The first one is, in fact,
[tex]cosh(x)= \frac{e^x+ e^{-x}}{2}[/itex]<br /> <br /> For the second one, your idea of differentiating to get a geometric series and then integrating works nicely (after you learn to integrate, of course!) using partial fractions, not "by parts". But it gives a function involving arctan and logarithms so I doubt you will find any simple way to do that.[/tex]

 

[Gib Z]

Just in case you wanted it, the second ones

$$\frac{1}{4} (2\arctan x -\ln (x^2-1))$$ I think.

 

[Hurkyl]

The summand for g(x) looks similar to the summand for e^x -- this suggests you might be able to express the power series for g(x) in terms of the power series for e^x.
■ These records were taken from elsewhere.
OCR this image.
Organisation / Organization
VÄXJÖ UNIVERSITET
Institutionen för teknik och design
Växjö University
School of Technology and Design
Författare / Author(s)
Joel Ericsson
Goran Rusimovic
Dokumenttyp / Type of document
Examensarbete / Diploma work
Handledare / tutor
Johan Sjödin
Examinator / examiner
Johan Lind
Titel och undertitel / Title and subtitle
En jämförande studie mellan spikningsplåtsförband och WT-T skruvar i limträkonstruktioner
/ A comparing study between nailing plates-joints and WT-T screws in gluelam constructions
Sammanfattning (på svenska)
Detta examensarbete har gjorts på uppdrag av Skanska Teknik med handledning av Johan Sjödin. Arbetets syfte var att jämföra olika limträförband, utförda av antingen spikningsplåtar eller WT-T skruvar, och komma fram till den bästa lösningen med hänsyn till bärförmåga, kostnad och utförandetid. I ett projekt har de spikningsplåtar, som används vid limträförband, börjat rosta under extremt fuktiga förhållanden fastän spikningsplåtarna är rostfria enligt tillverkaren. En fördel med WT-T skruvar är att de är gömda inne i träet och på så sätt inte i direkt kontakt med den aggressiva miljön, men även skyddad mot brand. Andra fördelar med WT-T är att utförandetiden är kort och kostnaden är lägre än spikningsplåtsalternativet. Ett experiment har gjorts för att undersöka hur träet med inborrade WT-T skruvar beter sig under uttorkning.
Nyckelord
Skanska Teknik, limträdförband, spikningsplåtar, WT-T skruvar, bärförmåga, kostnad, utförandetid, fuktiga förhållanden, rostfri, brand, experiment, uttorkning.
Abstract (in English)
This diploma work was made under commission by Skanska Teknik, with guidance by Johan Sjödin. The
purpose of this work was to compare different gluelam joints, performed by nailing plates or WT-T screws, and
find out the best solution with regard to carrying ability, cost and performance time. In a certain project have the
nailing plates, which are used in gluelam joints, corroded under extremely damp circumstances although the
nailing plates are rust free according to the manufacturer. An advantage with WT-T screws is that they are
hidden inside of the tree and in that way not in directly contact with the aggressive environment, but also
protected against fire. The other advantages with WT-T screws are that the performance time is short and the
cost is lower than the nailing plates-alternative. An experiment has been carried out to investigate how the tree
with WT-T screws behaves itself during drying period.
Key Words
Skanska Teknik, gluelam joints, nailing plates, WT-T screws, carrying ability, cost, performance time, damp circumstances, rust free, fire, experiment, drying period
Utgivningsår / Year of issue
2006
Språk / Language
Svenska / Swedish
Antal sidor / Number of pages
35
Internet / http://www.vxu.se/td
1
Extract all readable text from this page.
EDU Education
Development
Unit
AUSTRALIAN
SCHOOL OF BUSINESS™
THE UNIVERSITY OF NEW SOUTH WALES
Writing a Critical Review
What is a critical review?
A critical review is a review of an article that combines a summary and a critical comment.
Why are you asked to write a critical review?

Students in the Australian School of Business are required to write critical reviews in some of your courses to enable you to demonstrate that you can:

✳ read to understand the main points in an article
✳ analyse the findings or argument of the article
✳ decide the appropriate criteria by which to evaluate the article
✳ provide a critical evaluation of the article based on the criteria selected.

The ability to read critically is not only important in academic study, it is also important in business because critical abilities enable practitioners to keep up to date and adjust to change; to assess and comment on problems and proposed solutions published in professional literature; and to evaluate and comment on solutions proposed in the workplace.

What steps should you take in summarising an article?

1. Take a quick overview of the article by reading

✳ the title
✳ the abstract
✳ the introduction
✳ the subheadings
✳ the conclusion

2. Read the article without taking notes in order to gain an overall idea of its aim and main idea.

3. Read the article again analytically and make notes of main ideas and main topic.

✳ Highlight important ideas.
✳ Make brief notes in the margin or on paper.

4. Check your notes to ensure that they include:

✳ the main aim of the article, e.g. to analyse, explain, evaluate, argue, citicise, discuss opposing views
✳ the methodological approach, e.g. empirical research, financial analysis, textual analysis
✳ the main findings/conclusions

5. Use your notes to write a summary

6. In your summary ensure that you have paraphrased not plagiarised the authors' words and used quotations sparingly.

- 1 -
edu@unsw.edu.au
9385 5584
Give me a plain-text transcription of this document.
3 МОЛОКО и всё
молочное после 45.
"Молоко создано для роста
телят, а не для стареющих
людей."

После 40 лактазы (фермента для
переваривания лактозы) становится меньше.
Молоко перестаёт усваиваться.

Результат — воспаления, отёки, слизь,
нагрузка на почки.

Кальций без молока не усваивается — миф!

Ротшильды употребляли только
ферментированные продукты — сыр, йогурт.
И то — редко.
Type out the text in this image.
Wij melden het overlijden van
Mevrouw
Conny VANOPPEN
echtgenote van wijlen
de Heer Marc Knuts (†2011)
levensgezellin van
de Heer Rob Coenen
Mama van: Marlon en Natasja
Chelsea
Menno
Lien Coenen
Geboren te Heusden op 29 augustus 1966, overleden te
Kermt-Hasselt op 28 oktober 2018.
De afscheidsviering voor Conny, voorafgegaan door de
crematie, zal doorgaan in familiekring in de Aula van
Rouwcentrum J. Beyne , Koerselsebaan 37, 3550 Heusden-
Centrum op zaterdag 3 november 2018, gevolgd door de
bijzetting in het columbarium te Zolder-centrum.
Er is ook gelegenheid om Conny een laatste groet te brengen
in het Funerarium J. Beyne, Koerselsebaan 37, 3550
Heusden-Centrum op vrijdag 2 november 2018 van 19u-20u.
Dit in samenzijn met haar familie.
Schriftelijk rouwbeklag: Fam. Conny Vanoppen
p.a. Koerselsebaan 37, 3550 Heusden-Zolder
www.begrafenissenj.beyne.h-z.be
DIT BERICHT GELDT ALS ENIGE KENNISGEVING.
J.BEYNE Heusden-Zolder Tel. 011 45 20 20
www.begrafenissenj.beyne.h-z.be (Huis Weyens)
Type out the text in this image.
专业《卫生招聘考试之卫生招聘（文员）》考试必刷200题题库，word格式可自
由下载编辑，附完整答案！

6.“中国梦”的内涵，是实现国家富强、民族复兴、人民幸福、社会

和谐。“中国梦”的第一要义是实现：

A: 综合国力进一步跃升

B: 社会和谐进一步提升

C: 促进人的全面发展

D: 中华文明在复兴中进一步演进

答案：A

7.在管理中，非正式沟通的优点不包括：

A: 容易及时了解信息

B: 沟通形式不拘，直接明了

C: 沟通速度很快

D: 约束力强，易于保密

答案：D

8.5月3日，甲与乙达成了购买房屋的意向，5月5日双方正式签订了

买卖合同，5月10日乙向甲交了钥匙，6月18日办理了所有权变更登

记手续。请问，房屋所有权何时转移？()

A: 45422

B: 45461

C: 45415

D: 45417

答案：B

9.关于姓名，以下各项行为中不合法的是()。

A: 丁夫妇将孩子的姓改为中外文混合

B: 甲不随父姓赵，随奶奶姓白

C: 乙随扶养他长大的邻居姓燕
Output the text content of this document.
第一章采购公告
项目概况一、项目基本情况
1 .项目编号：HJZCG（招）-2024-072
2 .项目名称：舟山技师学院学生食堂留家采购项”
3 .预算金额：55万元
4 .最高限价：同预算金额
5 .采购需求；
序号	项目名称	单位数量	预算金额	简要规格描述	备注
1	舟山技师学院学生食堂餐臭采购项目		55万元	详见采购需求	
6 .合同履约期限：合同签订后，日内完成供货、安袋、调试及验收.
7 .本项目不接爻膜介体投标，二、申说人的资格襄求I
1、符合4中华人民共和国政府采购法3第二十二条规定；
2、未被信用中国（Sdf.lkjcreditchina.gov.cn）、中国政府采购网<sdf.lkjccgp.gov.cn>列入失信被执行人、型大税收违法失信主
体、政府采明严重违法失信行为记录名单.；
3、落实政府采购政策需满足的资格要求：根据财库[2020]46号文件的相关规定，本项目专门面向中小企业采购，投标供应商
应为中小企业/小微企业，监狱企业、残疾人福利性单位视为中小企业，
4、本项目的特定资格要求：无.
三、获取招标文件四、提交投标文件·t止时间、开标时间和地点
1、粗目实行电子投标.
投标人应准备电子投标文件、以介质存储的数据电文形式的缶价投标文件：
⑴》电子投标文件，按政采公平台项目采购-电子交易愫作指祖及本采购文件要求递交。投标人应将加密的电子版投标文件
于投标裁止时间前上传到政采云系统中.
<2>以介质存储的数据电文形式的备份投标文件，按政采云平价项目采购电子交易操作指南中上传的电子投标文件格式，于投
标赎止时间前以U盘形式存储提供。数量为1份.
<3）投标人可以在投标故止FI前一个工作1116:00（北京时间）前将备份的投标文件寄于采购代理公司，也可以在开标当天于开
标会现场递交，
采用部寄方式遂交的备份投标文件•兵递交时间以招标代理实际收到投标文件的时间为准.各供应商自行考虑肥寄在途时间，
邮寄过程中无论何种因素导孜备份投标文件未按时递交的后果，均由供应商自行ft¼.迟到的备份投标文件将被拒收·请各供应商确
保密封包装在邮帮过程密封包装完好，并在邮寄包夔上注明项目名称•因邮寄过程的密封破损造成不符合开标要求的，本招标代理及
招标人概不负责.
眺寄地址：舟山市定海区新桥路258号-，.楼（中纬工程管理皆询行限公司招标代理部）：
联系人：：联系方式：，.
The summand for f(x) looks similar to the summands for log(1+x) and for arctan x -- this suggests you might be able to express the power series for g(x) in terms of the power series for log(1+x) and arctan x.

 

[MathematicalPhysicist]

after one hour i got it by myself.
but i appreciate your help.
btw, iv'e got something like this:
i need to find a power series for (1+x^2)*arctg(x).
i know the power series of arctg(x), but when I am multiplying this sum with (1+x^2), i get x+sum, i.e where the sum starts from n=1, but i can't put the x into the sum. perhaps it should be this way?

 

[Gib Z]

What is arctg(x)?

 

[MathematicalPhysicist]

the same as arctan(x).
it's one of those shorcuts,like for sinh, there's sh, etc.

 

[Gib Z]

So are you saying arctg(x) is the same as arctan(x)? Or that its a similar pattern, its the inverse of g(x)? Because that's argcosh(x).

 

[MathematicalPhysicist]

yes arctg(x) is the same as arctan(x), now back on topic.

 

[Gib Z]

Well then yes, it can be the way you stated, it doesn't matter and isn't wrong.